自分は今、生きている。両親にいつの日か、隠れることなく正面から自分の家の玄関に立ち、ただいまと伝えたかった。そのためには、その日を勝ち取る為には、闘わなければならない。
アンはロビンに、その気合いをぶつけた。
「当たり前だろ。帝国をぶっつぶす!」
ロビンは意を得たり、と拳を突き出した。アンは戸惑いながらも、自分の拳をそれに当てる。
「決まったな。じゃあ来い」
アンに手を差し伸べて、コックピットから引き上げると、そのまま手を引いてマシンから地面に降り立った。
先刻まで、タカシの機体であった残骸に向き合う。
デンガールと、D-daに乗り込んでいた巡警隊隊長たち。そして、周囲を取り巻くように包囲していたHFに機乗していたカルディア人がコックピットから姿を現し、歩み寄る。
「……」
誰の口からともなく、唄が流れた。
ブレスタンの面々が、鎮魂歌を唱う。旋律がないようでいて決まった節を踏む、定型詞。一人が長く音を引いたかと思えば、他の者がそれに幾重にも音を重ね、調べが大きく膨らむ。時に寄せるように太くなり、引くように細くなり、その震えるような抑揚がロビンとアンの、心を打つ。

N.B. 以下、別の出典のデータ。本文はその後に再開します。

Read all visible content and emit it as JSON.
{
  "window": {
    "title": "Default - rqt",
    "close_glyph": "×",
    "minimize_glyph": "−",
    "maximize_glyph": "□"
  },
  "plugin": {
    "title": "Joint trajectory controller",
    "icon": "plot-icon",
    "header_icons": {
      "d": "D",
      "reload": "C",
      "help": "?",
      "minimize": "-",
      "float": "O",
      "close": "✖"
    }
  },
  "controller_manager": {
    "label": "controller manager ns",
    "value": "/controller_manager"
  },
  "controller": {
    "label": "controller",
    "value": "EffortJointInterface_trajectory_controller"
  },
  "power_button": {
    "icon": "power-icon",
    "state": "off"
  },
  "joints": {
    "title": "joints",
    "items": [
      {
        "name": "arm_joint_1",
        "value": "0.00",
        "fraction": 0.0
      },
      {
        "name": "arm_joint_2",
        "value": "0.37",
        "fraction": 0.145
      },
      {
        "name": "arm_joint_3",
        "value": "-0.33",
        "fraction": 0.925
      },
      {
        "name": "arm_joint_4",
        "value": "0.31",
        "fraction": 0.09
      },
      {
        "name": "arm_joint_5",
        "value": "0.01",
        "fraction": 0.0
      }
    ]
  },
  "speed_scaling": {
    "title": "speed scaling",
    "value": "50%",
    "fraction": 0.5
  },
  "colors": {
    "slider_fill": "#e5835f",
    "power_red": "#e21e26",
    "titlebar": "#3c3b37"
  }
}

兵器の跡形もない。ただの鉄屑と化したHFに向かって、ロビンは呟いた。
「あんたは、何にも負けず人を愛した。だから、あんたの部下だった精鋭兵たちはどんな状況下でも一番大切なものを失わなかったんだ」
アンが静かに頷く。
デンガールが二人の傍らに並んだ。
「国を国として存在させるのは、人間だ。だが、そこに生きる人間の意思は何一つ働かない。そんな今の帝国は内実のない、空っぽの箱。虚だ」
鎮魂歌の調べに乗り、歌うように美しい抑揚をつけて発せられるデンガールの声は、その場にいる者の耳に隈無く入る。
「この男は生まれたときから虚国の戦士として生きねばならなかった。虚国の犠牲者だ。誰が定めたかすら、その本質すら誰も説明することのできないような茫漠とした目的のために生きるしかなかった」
この期に及んで、帝国との戦いはもう避けられない。そしてその戦いは、ただ外敵から自領を守る――そんな単純なものにならないことは明白だった。その本質を、皆に含めるように、通る声が響き渡る。
「だれも正しいとは思っていない。だが、それを正しいとする観念が人の心を離れて存在し、それが人を動かす。そんな異常な事態に風穴をあけるのが俺たちの使命かもしれない」
デンガールはブレスタンの風に、その長い髪をなびかせて遠く帝国領の方向を見つめた。